New Delhi, July 9 (Mayank Nigam) Amidst a series of regulatory lapses by banks, financial institutions and NBFCs, the Reserve Bank of India on Tuesday sent a clear message to the Chief Financial Officers (CFOs) and the auditors of commercial banks saying they must ensure the accuracy, completeness, and integrity of the bank’s financial statements and reports. Addressing a conference on “Role of Statutory Auditors in Emerging Financial Landscape”, M Rajeshwar Rao, Deputy Governor, RBI, said that it is the responsibility of the auditor to obtain sufficient audit evidence to assess the appropriateness of the use of the going concern concept. In this changing environment, the role of auditor must transcend from just verifying financial statements to holistically assess material risks being posed by the business operations and business model being pursued by the entity. “In the past, we have seen examples where unsustainable business model of the entity ultimately led to its downfall,” he said, adding as Statutory Auditors, this is an emerging challenge which you need to consider and find ways to assimilate in your audit process.
A second emerging challenge pertains to climate and sustainability. With climate risks escalating and stakeholder scrutiny intensifying, robust sustainability reporting will no longer be a nicety but will become a necessity for financial and non-financial entities. The Reserve Bank has also issued draft regulations on disclosures in climate related risk. The complexity and diversity inherent in financial firms makes assessment of climate risk challenging and there is a vital role that the auditors can play in the process. For an audit to be effective, it should consider the needs and the expectations of users. These emerging issues highlight that the responsibilities of auditors have increased manifold and they should consider whether specialized skills are necessary to understand the design, implementation, and effectiveness of controls. Equally important is the ability and skills of the auditors to respond to these expectations so as to provide reasonable assurance and ultimately ensure a high-quality audit outcome.

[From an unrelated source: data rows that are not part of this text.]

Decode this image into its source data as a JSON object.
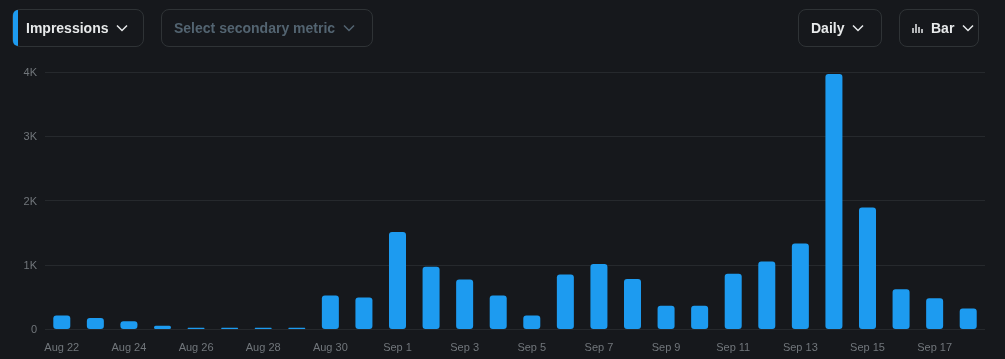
{
  "chart_data": {
    "type": "bar",
    "annotations": [
      "Impressions",
      "Select secondary metric",
      "Daily",
      "Bar"
    ],
    "categories": [
      "Aug 22",
      null,
      "Aug 24",
      null,
      "Aug 26",
      null,
      "Aug 28",
      null,
      "Aug 30",
      null,
      "Sep 1",
      null,
      "Sep 3",
      null,
      "Sep 5",
      null,
      "Sep 7",
      null,
      "Sep 9",
      null,
      "Sep 11",
      null,
      "Sep 13",
      null,
      "Sep 15",
      null,
      "Sep 17",
      null
    ],
    "values": [
      210,
      170,
      120,
      50,
      20,
      20,
      20,
      20,
      520,
      490,
      1510,
      970,
      770,
      520,
      210,
      850,
      1010,
      780,
      360,
      360,
      860,
      1050,
      1330,
      3970,
      1890,
      620,
      480,
      320
    ],
    "color": "#1d9bf0",
    "ylim": [
      0,
      4000
    ],
    "yticks": [
      0,
      {
        "value": 1000,
        "label": "1K"
      },
      {
        "value": 2000,
        "label": "2K"
      },
      {
        "value": 3000,
        "label": "3K"
      },
      {
        "value": 4000,
        "label": "4K"
      }
    ],
    "grid": "y"
  }
}
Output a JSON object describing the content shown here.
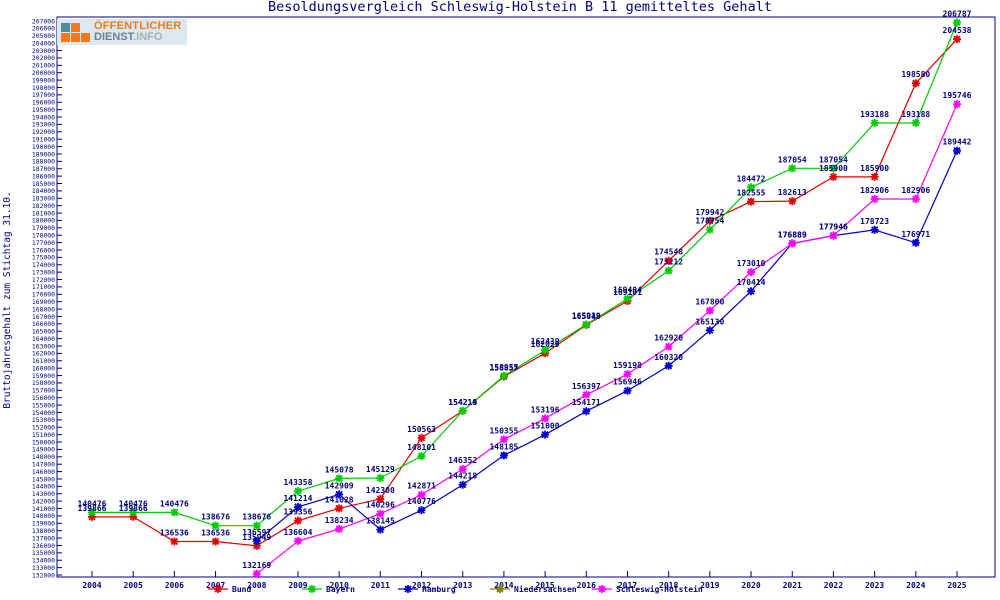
{
  "title": "Besoldungsvergleich Schleswig-Holstein B 11 gemitteltes Gehalt",
  "y_axis_label": "Bruttojahresgehalt zum Stichtag 31.10.",
  "logo": {
    "line1": "ÖFFENTLICHER",
    "line2_a": "DIENST",
    "line2_b": ".INFO"
  },
  "colors": {
    "axis": "#000080",
    "label_text": "#000080",
    "bund": "#e60000",
    "bayern": "#00cc00",
    "hamburg": "#0000cc",
    "niedersachsen": "#808000",
    "schleswig_holstein": "#ff00ff"
  },
  "chart_data": {
    "type": "line",
    "title": "Besoldungsvergleich Schleswig-Holstein B 11 gemitteltes Gehalt",
    "xlabel": "",
    "ylabel": "Bruttojahresgehalt zum Stichtag 31.10.",
    "ylim": [
      132000,
      207000
    ],
    "ytick_step": 1000,
    "grid": false,
    "legend_position": "bottom",
    "x": [
      2004,
      2005,
      2006,
      2007,
      2008,
      2009,
      2010,
      2011,
      2012,
      2013,
      2014,
      2015,
      2016,
      2017,
      2018,
      2019,
      2020,
      2021,
      2022,
      2023,
      2024,
      2025
    ],
    "series": [
      {
        "name": "Bund",
        "color": "#e60000",
        "values": [
          139866,
          139866,
          136536,
          136536,
          135949,
          139356,
          141028,
          142300,
          150563,
          154214,
          158857,
          162029,
          165848,
          169101,
          174548,
          179942,
          182555,
          182613,
          185900,
          185900,
          198580,
          204538
        ]
      },
      {
        "name": "Bayern",
        "color": "#00cc00",
        "values": [
          140476,
          140476,
          140476,
          138676,
          138676,
          143358,
          145078,
          145129,
          148101,
          154219,
          158955,
          162439,
          165919,
          169404,
          173212,
          178754,
          184472,
          187054,
          187054,
          193188,
          193188,
          206787
        ]
      },
      {
        "name": "Hamburg",
        "color": "#0000cc",
        "values": [
          null,
          null,
          null,
          null,
          136597,
          141214,
          142909,
          138145,
          140776,
          144218,
          148185,
          151000,
          154171,
          156946,
          160320,
          165130,
          170414,
          176889,
          177946,
          178723,
          176971,
          189442
        ]
      },
      {
        "name": "Niedersachsen",
        "color": "#808000",
        "values": [
          null,
          null,
          null,
          null,
          null,
          null,
          null,
          null,
          null,
          null,
          null,
          null,
          null,
          null,
          null,
          null,
          null,
          null,
          null,
          null,
          null,
          null
        ]
      },
      {
        "name": "Schleswig-Holstein",
        "color": "#ff00ff",
        "values": [
          null,
          null,
          null,
          null,
          132169,
          136604,
          138234,
          140296,
          142871,
          146352,
          150355,
          153196,
          156397,
          159198,
          162920,
          167800,
          173010,
          176889,
          177946,
          182906,
          182906,
          195746
        ]
      }
    ]
  }
}
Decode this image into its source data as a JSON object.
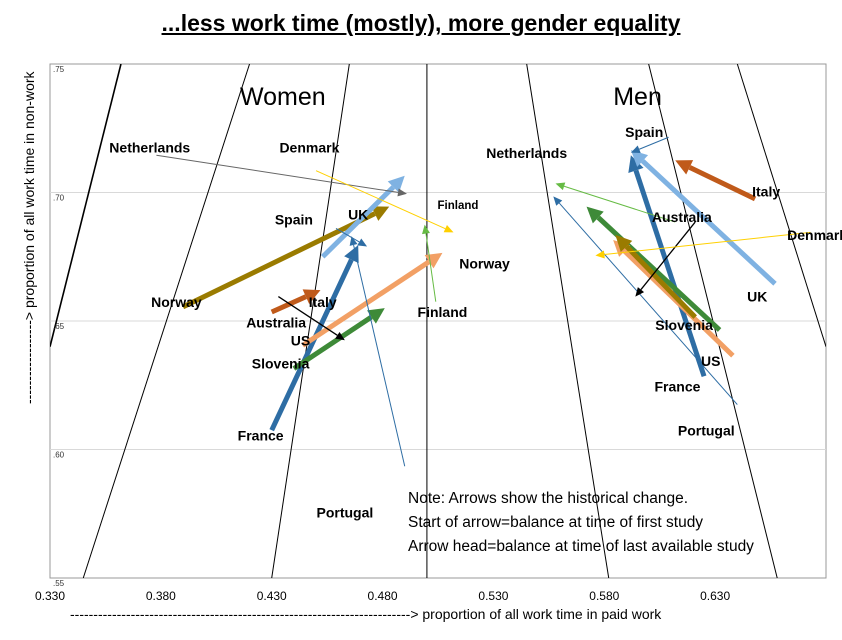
{
  "chart_data": {
    "type": "scatter",
    "title": "...less work time (mostly), more gender equality",
    "xlabel": "-------------------------------------------------------------------------> proportion of all work time in paid work",
    "ylabel": "------------------> proportion of all work time in non-work",
    "xlim": [
      0.33,
      0.68
    ],
    "ylim": [
      0.55,
      0.75
    ],
    "x_ticks": [
      "0.330",
      "0.380",
      "0.430",
      "0.480",
      "0.530",
      "0.580",
      "0.630"
    ],
    "y_ticks": [
      {
        "value": 0.75,
        "label": ".75"
      },
      {
        "value": 0.7,
        "label": ".70"
      },
      {
        "value": 0.65,
        "label": ".65"
      },
      {
        "value": 0.6,
        "label": ".60"
      },
      {
        "value": 0.55,
        "label": ".55"
      }
    ],
    "grid": "horizontal",
    "panels": [
      "Women",
      "Men"
    ],
    "note_lines": [
      "Note: Arrows show the historical change.",
      "Start of arrow=balance at time of first study",
      "Arrow head=balance at time of last available study"
    ],
    "background_lines": [
      {
        "x": [
          0.33,
          0.362
        ],
        "y": [
          0.64,
          0.75
        ]
      },
      {
        "x": [
          0.345,
          0.42
        ],
        "y": [
          0.55,
          0.75
        ]
      },
      {
        "x": [
          0.43,
          0.465
        ],
        "y": [
          0.55,
          0.75
        ]
      },
      {
        "x": [
          0.5,
          0.5
        ],
        "y": [
          0.55,
          0.75
        ]
      },
      {
        "x": [
          0.582,
          0.545
        ],
        "y": [
          0.55,
          0.75
        ]
      },
      {
        "x": [
          0.658,
          0.6
        ],
        "y": [
          0.55,
          0.75
        ]
      },
      {
        "x": [
          0.68,
          0.64
        ],
        "y": [
          0.64,
          0.75
        ]
      }
    ],
    "series": [
      {
        "name": "France",
        "panel": "women",
        "x": [
          0.43,
          0.469
        ],
        "y": [
          0.6075,
          0.6795
        ],
        "color": "#2e6da4",
        "width": 5
      },
      {
        "name": "Norway",
        "panel": "women",
        "x": [
          0.39,
          0.483
        ],
        "y": [
          0.6555,
          0.6945
        ],
        "color": "#9a7b00",
        "width": 5
      },
      {
        "name": "UK",
        "panel": "women",
        "x": [
          0.453,
          0.49
        ],
        "y": [
          0.675,
          0.7065
        ],
        "color": "#7fb2e2",
        "width": 5
      },
      {
        "name": "US",
        "panel": "women",
        "x": [
          0.444,
          0.507
        ],
        "y": [
          0.6405,
          0.6765
        ],
        "color": "#f2a065",
        "width": 5
      },
      {
        "name": "Slovenia",
        "panel": "women",
        "x": [
          0.44,
          0.481
        ],
        "y": [
          0.6315,
          0.655
        ],
        "color": "#3e8a38",
        "width": 5
      },
      {
        "name": "Italy",
        "panel": "women",
        "x": [
          0.43,
          0.452
        ],
        "y": [
          0.6535,
          0.662
        ],
        "color": "#c05a1a",
        "width": 5
      },
      {
        "name": "Portugal",
        "panel": "women",
        "x": [
          0.49,
          0.466
        ],
        "y": [
          0.5935,
          0.683
        ],
        "color": "#2e6da4",
        "width": 1
      },
      {
        "name": "Spain",
        "panel": "women",
        "x": [
          0.459,
          0.473
        ],
        "y": [
          0.686,
          0.679
        ],
        "color": "#2e6da4",
        "width": 1
      },
      {
        "name": "Australia",
        "panel": "women",
        "x": [
          0.433,
          0.463
        ],
        "y": [
          0.6595,
          0.6425
        ],
        "color": "#000000",
        "width": 1.3
      },
      {
        "name": "Netherlands",
        "panel": "women",
        "x": [
          0.378,
          0.491
        ],
        "y": [
          0.7145,
          0.6995
        ],
        "color": "#666666",
        "width": 1
      },
      {
        "name": "Denmark",
        "panel": "women",
        "x": [
          0.45,
          0.512
        ],
        "y": [
          0.7085,
          0.6845
        ],
        "color": "#ffd000",
        "width": 1
      },
      {
        "name": "Finland",
        "panel": "women",
        "x": [
          0.504,
          0.499
        ],
        "y": [
          0.6575,
          0.6875
        ],
        "color": "#66bb44",
        "width": 1
      },
      {
        "name": "France",
        "panel": "men",
        "x": [
          0.625,
          0.592
        ],
        "y": [
          0.6285,
          0.7145
        ],
        "color": "#2e6da4",
        "width": 5
      },
      {
        "name": "UK",
        "panel": "men",
        "x": [
          0.657,
          0.592
        ],
        "y": [
          0.6645,
          0.7165
        ],
        "color": "#7fb2e2",
        "width": 5
      },
      {
        "name": "Slovenia",
        "panel": "men",
        "x": [
          0.632,
          0.572
        ],
        "y": [
          0.6465,
          0.6945
        ],
        "color": "#3e8a38",
        "width": 5
      },
      {
        "name": "US",
        "panel": "men",
        "x": [
          0.638,
          0.584
        ],
        "y": [
          0.6365,
          0.6815
        ],
        "color": "#f2a065",
        "width": 5
      },
      {
        "name": "Norway",
        "panel": "men",
        "x": [
          0.621,
          0.585
        ],
        "y": [
          0.6515,
          0.6835
        ],
        "color": "#9a7b00",
        "width": 5
      },
      {
        "name": "Italy",
        "panel": "men",
        "x": [
          0.648,
          0.612
        ],
        "y": [
          0.6975,
          0.7125
        ],
        "color": "#c05a1a",
        "width": 5
      },
      {
        "name": "Portugal",
        "panel": "men",
        "x": [
          0.64,
          0.557
        ],
        "y": [
          0.6175,
          0.6985
        ],
        "color": "#2e6da4",
        "width": 1
      },
      {
        "name": "Spain",
        "panel": "men",
        "x": [
          0.609,
          0.592
        ],
        "y": [
          0.7215,
          0.7155
        ],
        "color": "#2e6da4",
        "width": 1
      },
      {
        "name": "Australia",
        "panel": "men",
        "x": [
          0.621,
          0.594
        ],
        "y": [
          0.6885,
          0.6595
        ],
        "color": "#000000",
        "width": 1.3
      },
      {
        "name": "Netherlands",
        "panel": "men",
        "x": [
          0.612,
          0.558
        ],
        "y": [
          0.6885,
          0.7035
        ],
        "color": "#66bb44",
        "width": 1
      },
      {
        "name": "Denmark",
        "panel": "men",
        "x": [
          0.673,
          0.576
        ],
        "y": [
          0.6845,
          0.6755
        ],
        "color": "#ffd000",
        "width": 1
      }
    ],
    "labels": [
      {
        "text": "Women",
        "x": 0.435,
        "y": 0.734,
        "kind": "panel"
      },
      {
        "text": "Men",
        "x": 0.595,
        "y": 0.734,
        "kind": "panel"
      },
      {
        "text": "Netherlands",
        "x": 0.375,
        "y": 0.7155,
        "kind": "country"
      },
      {
        "text": "Denmark",
        "x": 0.447,
        "y": 0.7155,
        "kind": "country"
      },
      {
        "text": "Spain",
        "x": 0.44,
        "y": 0.6875,
        "kind": "country"
      },
      {
        "text": "UK",
        "x": 0.469,
        "y": 0.6895,
        "kind": "country"
      },
      {
        "text": "Norway",
        "x": 0.387,
        "y": 0.6555,
        "kind": "country"
      },
      {
        "text": "Italy",
        "x": 0.453,
        "y": 0.6555,
        "kind": "country"
      },
      {
        "text": "Australia",
        "x": 0.432,
        "y": 0.6475,
        "kind": "country"
      },
      {
        "text": "US",
        "x": 0.443,
        "y": 0.6405,
        "kind": "country"
      },
      {
        "text": "Slovenia",
        "x": 0.434,
        "y": 0.6315,
        "kind": "country"
      },
      {
        "text": "Finland",
        "x": 0.507,
        "y": 0.6515,
        "kind": "country"
      },
      {
        "text": "France",
        "x": 0.425,
        "y": 0.6035,
        "kind": "country"
      },
      {
        "text": "Portugal",
        "x": 0.463,
        "y": 0.5735,
        "kind": "country"
      },
      {
        "text": "Spain",
        "x": 0.598,
        "y": 0.7215,
        "kind": "country"
      },
      {
        "text": "Netherlands",
        "x": 0.545,
        "y": 0.7135,
        "kind": "country"
      },
      {
        "text": "Italy",
        "x": 0.653,
        "y": 0.6985,
        "kind": "country"
      },
      {
        "text": "Finland",
        "x": 0.514,
        "y": 0.6935,
        "kind": "country-small"
      },
      {
        "text": "Australia",
        "x": 0.615,
        "y": 0.6885,
        "kind": "country"
      },
      {
        "text": "Denmark",
        "x": 0.676,
        "y": 0.6815,
        "kind": "country"
      },
      {
        "text": "Norway",
        "x": 0.526,
        "y": 0.6705,
        "kind": "country"
      },
      {
        "text": "UK",
        "x": 0.649,
        "y": 0.6575,
        "kind": "country"
      },
      {
        "text": "Slovenia",
        "x": 0.616,
        "y": 0.6465,
        "kind": "country"
      },
      {
        "text": "US",
        "x": 0.628,
        "y": 0.6325,
        "kind": "country"
      },
      {
        "text": "France",
        "x": 0.613,
        "y": 0.6225,
        "kind": "country"
      },
      {
        "text": "Portugal",
        "x": 0.626,
        "y": 0.6055,
        "kind": "country"
      }
    ]
  }
}
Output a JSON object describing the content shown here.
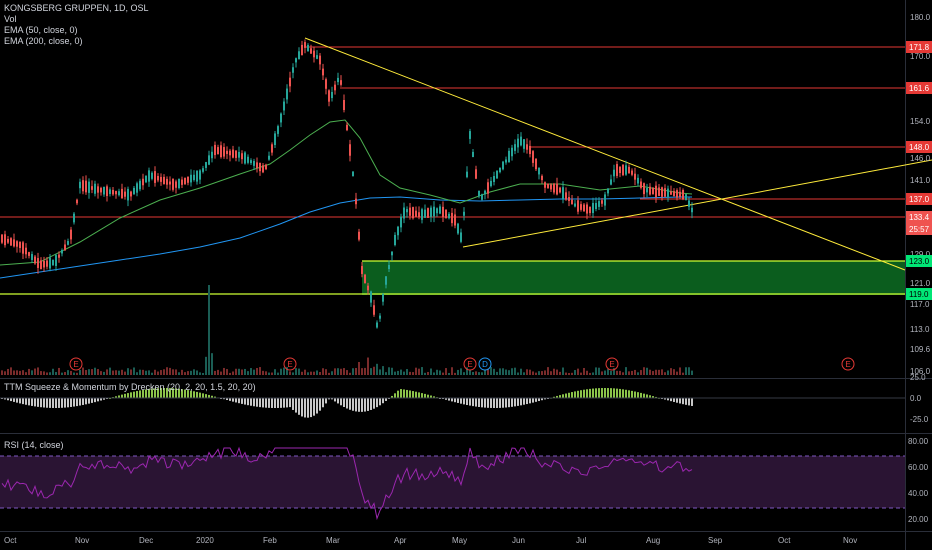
{
  "legend": {
    "main_title": "KONGSBERG GRUPPEN, 1D, OSL",
    "vol": "Vol",
    "ema50": "EMA (50, close, 0)",
    "ema200": "EMA (200, close, 0)",
    "ttm": "TTM Squeeze & Momentum by Drecken (20, 2, 20, 1.5, 20, 20)",
    "rsi": "RSI (14, close)"
  },
  "price_axis": [
    "180.0",
    "171.8",
    "170.0",
    "161.6",
    "154.0",
    "148.0",
    "146.0",
    "141.0",
    "137.0",
    "133.4",
    "25:57",
    "129.0",
    "123.0",
    "121.0",
    "119.0",
    "117.0",
    "113.0",
    "109.6",
    "106.0"
  ],
  "price_tags": [
    {
      "label": "171.8",
      "color": "#e53935"
    },
    {
      "label": "161.6",
      "color": "#e53935"
    },
    {
      "label": "148.0",
      "color": "#e53935"
    },
    {
      "label": "137.0",
      "color": "#e53935"
    },
    {
      "label": "133.4",
      "color": "#ef5350"
    },
    {
      "label": "25:57",
      "color": "#ef5350"
    },
    {
      "label": "123.0",
      "color": "#00e676"
    },
    {
      "label": "119.0",
      "color": "#00e676"
    }
  ],
  "momentum_axis": [
    "25.0",
    "0.0",
    "-25.0"
  ],
  "rsi_axis": [
    "80.00",
    "60.00",
    "40.00",
    "20.00"
  ],
  "time_axis": [
    "Oct",
    "Nov",
    "Dec",
    "2020",
    "Feb",
    "Mar",
    "Apr",
    "May",
    "Jun",
    "Jul",
    "Aug",
    "Sep",
    "Oct",
    "Nov"
  ],
  "event_markers": [
    "E",
    "E",
    "E",
    "D",
    "E",
    "E"
  ],
  "colors": {
    "up": "#26a69a",
    "down": "#ef5350",
    "ema50": "#4caf50",
    "ema200": "#2196f3",
    "trend": "#ffeb3b",
    "level": "#e53935",
    "zone": "#00e676",
    "rsi": "#9c27b0"
  }
}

He said that even as banks navigate an increasingly complex emerging landscape, a harmonised approach by the regulators and auditors can remove the blind spots in risk identification and mitigation. This would help in achieving our shared goal of financial stability as well as ensure robustness of individual institutions. Therefore, there is need for deeper engagement and collaboration between regulators and auditors, he emphasized. This has also been emphasized in the Basel Core Principles for Effective Banking Supervision on ‘Financial Reporting and External Audit’ which encourages the supervisors (regulators) to periodically meet the external auditors to discuss issues of common interest relating to bank operations. He acknowledged that external audit is an indispensable component of a robust regulatory framework and a closer collaboration is must to ensure the health, stability and integrity of the financial system. Addressing the conference, Swaminathan J, Deputy Governor, RBI said disclosures are the cornerstone of transparency. Clear disclosures bridge the gap between what management knows and what external users can infer from financial statements.
But the moot question is, how much disclosure is ‘good enough’ to ensure a clear understanding without overwhelming users with information overload. Striking a balance between comprehensive disclosure and conciseness is a tight rope walk. When disclosures are clear and comprehensive, they foster trust in the market. Financial reports of an entity offer a window into its financial performance as well as risk profile and therefore, financial reporting is often referred to as the “language” for “communication” between an entity and its external stakeholders, he said. The “communication” can be effective only if both the management and the stakeholders speak the same “language”. For this, we need a common language, in the form of a set of rules and principles, which is where the accounting standards come into play. Financial statements prepared on the basis of a set of common codified principles and standards reduce information asymmetry; enhance comparability and transparency between entities and across jurisdictions; and make the information provided through the financial reporting ecosystem relevant and reliable.